Three US lawmakers on Tuesday introduced a bipartisan bill to ban popular social media app TikTok amid fears that the app could be used by China to spy on Americans and censure content.
The legislation, introduced by Republican Marco Rubio, his colleague Mike Gallagher and Democrat Raja Krishnamoorthi, aims to block all transactions from any social media company in or under the influence of China and Russia, Reuters reported.
It is time to ban Beijing-controlled TikTok for good, Rubio said in a statement, while pointing out that the Biden administration is yet to take a “single meaningful action to protect American users from the threat of TikToK”.

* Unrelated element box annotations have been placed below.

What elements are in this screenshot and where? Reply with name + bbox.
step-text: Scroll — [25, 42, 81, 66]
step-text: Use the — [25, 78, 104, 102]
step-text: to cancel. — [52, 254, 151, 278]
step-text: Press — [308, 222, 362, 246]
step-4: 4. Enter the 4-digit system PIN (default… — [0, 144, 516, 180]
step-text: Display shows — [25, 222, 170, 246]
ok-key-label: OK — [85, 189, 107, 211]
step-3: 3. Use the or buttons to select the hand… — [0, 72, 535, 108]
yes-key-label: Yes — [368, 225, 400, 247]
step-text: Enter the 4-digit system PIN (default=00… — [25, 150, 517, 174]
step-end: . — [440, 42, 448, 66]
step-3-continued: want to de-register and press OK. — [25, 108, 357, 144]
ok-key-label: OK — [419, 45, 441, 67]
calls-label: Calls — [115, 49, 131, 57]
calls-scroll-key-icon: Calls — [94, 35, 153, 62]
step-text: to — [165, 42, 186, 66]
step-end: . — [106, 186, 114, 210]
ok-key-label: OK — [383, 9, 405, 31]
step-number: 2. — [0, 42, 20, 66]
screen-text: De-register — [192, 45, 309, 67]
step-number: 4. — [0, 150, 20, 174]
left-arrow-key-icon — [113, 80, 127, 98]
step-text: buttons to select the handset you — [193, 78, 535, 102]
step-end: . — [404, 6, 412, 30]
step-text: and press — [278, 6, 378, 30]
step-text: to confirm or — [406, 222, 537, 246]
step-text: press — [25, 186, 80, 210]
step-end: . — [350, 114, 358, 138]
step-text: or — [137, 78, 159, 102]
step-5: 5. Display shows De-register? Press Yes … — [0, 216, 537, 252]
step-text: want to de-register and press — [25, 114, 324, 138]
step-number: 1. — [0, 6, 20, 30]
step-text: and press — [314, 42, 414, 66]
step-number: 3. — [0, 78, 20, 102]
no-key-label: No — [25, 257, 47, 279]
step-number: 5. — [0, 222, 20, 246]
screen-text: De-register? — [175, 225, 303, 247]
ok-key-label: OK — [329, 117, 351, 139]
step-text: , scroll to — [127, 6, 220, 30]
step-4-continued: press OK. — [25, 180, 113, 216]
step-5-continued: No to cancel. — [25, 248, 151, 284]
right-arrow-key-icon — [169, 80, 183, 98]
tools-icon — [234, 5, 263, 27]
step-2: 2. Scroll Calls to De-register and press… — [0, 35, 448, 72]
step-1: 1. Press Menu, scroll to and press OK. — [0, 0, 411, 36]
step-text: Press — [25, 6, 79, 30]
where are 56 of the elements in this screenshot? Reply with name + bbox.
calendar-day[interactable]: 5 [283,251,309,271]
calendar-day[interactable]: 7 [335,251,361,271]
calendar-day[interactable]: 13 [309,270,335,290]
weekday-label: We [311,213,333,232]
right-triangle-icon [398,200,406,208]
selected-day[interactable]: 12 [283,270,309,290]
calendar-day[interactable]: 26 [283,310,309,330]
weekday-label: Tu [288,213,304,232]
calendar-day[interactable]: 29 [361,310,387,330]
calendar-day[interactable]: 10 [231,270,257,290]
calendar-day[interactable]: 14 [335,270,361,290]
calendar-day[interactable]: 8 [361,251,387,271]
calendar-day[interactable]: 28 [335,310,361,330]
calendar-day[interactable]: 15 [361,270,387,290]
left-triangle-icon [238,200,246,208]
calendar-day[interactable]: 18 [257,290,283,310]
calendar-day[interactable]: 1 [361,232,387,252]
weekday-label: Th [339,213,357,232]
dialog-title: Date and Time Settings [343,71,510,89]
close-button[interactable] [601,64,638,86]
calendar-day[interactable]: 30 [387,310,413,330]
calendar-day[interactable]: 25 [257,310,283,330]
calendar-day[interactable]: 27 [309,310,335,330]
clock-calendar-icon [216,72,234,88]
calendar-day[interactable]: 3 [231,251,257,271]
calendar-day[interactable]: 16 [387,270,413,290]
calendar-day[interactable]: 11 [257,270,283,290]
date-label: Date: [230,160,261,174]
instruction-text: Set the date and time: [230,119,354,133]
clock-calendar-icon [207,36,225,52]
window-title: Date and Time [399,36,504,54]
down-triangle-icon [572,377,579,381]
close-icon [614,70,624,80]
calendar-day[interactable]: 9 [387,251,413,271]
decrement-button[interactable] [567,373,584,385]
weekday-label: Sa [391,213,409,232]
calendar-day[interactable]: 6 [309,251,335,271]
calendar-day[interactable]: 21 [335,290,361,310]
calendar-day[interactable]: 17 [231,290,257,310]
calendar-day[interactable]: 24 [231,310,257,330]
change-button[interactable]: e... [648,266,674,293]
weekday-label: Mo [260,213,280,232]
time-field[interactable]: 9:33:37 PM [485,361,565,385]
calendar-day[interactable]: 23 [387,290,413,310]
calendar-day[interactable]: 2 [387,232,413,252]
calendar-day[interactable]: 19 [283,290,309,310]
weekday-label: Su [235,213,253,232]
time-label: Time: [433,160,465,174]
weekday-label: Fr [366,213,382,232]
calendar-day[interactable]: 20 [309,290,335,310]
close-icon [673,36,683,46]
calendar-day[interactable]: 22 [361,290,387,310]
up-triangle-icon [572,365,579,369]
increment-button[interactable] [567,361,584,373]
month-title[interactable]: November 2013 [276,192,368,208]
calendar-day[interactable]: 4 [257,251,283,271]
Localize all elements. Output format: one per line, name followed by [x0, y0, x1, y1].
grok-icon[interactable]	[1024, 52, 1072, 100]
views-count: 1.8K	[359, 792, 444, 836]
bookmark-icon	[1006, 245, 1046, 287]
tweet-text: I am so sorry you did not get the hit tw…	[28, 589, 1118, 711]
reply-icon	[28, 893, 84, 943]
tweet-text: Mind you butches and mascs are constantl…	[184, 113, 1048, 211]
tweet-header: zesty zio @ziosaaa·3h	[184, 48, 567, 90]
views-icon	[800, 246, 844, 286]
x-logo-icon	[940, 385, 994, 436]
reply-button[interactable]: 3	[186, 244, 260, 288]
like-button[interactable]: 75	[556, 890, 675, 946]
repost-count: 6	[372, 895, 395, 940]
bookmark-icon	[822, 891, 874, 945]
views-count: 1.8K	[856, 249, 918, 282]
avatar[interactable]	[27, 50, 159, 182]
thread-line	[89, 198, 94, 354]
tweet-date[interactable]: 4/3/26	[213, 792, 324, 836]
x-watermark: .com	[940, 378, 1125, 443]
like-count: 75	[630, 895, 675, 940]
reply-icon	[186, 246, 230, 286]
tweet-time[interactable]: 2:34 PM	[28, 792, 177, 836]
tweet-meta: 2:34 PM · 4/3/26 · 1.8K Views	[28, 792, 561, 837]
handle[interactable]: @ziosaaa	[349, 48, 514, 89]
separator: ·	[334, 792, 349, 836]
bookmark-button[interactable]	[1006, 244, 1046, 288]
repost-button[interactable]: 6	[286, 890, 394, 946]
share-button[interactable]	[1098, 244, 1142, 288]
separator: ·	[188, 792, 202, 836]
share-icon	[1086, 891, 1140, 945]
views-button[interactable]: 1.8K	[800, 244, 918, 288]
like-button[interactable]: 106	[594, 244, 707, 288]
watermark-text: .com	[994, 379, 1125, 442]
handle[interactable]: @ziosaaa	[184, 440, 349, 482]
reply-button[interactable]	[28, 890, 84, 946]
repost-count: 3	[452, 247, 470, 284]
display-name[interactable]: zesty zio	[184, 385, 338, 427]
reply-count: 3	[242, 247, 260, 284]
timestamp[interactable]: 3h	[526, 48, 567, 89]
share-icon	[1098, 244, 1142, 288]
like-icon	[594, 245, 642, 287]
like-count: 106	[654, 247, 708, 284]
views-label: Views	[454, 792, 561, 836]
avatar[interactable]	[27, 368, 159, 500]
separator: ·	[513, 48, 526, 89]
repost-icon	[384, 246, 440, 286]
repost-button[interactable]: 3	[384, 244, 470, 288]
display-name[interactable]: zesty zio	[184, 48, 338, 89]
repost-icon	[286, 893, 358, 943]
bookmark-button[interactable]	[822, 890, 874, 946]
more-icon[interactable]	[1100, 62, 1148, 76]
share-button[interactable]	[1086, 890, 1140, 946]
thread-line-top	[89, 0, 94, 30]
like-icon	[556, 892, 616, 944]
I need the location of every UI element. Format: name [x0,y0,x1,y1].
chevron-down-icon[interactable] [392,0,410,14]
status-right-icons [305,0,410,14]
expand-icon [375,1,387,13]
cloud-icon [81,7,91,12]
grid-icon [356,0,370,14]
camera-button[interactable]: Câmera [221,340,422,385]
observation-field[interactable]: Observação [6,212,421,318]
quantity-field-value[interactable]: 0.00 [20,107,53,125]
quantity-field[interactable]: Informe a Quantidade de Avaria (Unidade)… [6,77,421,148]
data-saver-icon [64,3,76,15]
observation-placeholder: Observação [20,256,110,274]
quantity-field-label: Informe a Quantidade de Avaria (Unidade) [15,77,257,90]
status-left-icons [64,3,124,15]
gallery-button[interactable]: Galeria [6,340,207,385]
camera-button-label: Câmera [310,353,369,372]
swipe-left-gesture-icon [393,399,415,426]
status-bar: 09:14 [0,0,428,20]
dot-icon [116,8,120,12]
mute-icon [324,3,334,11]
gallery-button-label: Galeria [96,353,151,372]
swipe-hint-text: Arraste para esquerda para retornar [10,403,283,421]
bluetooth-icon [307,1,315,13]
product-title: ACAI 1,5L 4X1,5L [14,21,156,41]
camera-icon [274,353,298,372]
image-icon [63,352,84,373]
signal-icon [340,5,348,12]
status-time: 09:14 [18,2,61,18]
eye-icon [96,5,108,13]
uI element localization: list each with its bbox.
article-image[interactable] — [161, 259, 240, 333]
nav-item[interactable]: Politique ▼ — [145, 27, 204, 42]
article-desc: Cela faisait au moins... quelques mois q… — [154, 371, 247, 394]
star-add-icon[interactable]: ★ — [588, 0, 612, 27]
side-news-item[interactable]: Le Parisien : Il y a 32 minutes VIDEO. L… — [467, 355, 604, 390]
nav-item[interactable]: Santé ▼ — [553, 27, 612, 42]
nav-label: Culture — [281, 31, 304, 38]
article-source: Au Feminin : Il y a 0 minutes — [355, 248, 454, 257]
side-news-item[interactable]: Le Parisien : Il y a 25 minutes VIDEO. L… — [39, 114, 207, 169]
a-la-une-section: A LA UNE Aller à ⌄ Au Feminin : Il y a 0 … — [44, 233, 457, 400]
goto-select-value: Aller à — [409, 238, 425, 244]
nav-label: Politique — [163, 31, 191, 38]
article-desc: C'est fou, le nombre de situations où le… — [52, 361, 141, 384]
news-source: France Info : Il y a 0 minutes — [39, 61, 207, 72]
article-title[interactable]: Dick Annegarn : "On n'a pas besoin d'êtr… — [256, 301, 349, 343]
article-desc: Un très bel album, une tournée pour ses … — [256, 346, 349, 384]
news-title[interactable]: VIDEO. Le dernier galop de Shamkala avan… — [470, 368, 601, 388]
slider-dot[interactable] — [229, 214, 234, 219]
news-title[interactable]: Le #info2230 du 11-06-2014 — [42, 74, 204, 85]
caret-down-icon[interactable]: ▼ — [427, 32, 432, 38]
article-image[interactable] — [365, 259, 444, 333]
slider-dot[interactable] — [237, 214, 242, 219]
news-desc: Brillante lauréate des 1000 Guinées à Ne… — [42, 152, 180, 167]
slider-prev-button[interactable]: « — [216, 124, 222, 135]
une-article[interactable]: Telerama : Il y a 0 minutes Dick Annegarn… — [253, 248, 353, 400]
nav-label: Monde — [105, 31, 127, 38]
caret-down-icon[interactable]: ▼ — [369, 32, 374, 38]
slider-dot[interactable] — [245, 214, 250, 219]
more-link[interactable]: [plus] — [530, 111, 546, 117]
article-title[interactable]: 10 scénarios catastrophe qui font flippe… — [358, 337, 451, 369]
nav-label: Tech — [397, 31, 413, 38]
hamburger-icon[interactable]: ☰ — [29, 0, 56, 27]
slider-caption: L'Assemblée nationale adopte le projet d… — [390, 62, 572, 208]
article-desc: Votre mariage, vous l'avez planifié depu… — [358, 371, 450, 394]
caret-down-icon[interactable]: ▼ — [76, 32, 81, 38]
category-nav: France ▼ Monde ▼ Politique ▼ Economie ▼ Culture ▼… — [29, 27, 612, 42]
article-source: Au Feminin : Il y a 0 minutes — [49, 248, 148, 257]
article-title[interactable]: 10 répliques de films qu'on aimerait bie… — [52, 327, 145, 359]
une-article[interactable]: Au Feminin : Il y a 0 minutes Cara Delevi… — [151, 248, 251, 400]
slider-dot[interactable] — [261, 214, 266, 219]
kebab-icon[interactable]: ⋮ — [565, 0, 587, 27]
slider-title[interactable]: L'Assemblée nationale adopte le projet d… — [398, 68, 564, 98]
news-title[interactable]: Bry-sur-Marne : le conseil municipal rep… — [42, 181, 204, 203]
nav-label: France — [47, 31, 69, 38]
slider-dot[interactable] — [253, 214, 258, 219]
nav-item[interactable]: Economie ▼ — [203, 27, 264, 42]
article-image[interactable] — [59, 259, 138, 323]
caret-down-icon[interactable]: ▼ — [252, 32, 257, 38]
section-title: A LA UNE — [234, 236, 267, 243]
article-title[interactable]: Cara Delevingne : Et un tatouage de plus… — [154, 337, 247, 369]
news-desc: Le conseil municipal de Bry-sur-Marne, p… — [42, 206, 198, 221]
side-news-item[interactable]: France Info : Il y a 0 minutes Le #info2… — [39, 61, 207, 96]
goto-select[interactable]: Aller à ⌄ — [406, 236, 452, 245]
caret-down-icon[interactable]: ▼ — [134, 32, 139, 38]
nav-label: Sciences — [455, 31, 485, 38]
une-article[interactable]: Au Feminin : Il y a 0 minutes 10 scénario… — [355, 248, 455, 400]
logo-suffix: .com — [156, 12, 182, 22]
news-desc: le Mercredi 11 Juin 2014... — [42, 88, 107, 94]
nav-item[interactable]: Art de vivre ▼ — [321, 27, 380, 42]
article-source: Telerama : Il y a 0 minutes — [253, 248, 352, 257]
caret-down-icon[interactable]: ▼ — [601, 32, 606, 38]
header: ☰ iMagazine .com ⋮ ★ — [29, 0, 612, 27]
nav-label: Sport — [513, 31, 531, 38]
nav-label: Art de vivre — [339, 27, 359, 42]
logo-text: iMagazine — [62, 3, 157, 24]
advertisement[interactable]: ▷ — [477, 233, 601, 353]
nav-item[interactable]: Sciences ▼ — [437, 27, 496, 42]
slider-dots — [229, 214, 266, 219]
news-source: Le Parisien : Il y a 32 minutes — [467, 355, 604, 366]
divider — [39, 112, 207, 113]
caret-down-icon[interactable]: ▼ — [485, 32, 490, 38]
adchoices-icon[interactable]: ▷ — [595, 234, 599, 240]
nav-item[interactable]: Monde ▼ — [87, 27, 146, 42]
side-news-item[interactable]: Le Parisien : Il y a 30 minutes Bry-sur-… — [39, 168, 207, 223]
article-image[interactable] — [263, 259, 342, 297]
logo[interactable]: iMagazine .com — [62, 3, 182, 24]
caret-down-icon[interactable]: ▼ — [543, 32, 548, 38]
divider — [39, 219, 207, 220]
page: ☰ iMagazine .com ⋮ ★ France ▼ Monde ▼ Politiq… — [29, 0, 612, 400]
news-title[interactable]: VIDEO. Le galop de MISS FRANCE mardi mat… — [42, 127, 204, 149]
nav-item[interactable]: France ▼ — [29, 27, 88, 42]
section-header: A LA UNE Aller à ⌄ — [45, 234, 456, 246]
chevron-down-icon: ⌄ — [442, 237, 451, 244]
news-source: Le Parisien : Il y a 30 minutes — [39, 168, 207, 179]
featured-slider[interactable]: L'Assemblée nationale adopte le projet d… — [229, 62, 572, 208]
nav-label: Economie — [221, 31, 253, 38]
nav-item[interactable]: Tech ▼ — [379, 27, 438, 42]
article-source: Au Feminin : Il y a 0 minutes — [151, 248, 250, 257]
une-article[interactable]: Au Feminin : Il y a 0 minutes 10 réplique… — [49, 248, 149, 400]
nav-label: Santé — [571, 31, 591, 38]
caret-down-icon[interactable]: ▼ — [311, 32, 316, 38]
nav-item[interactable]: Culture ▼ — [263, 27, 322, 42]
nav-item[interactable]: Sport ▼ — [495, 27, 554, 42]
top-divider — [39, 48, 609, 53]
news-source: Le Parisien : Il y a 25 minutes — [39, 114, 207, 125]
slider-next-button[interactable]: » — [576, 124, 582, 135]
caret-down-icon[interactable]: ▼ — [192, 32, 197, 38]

The bill comes as scrutiny of TikTok has grown in the US in recent weeks over its parent company ByteDance’s ability to safeguard data from the Chinese government, after a failed bid by the Trump administration to ban the video-sharing app.
In 2020, then President Donald Trump attempted to block new users from downloading TikTok and ban other transactions that would have effectively blocked the apps’ use but lost a series of court battles and the ban could not be imposed.
TikTok had previously said it doesn’t share information with the Chinese government and that a US-based security team decides who can access US user data from China. It reiterated the same on Tuesday and called it a “politically-motivated ban”.
“It is troubling that rather than encouraging the administration to conclude its national security review of TikTok, some members of Congress have decided to push for a politically-motivated ban that will do nothing to advance the national security of the United States,” a TikTok official was quoted as saying by Reuters.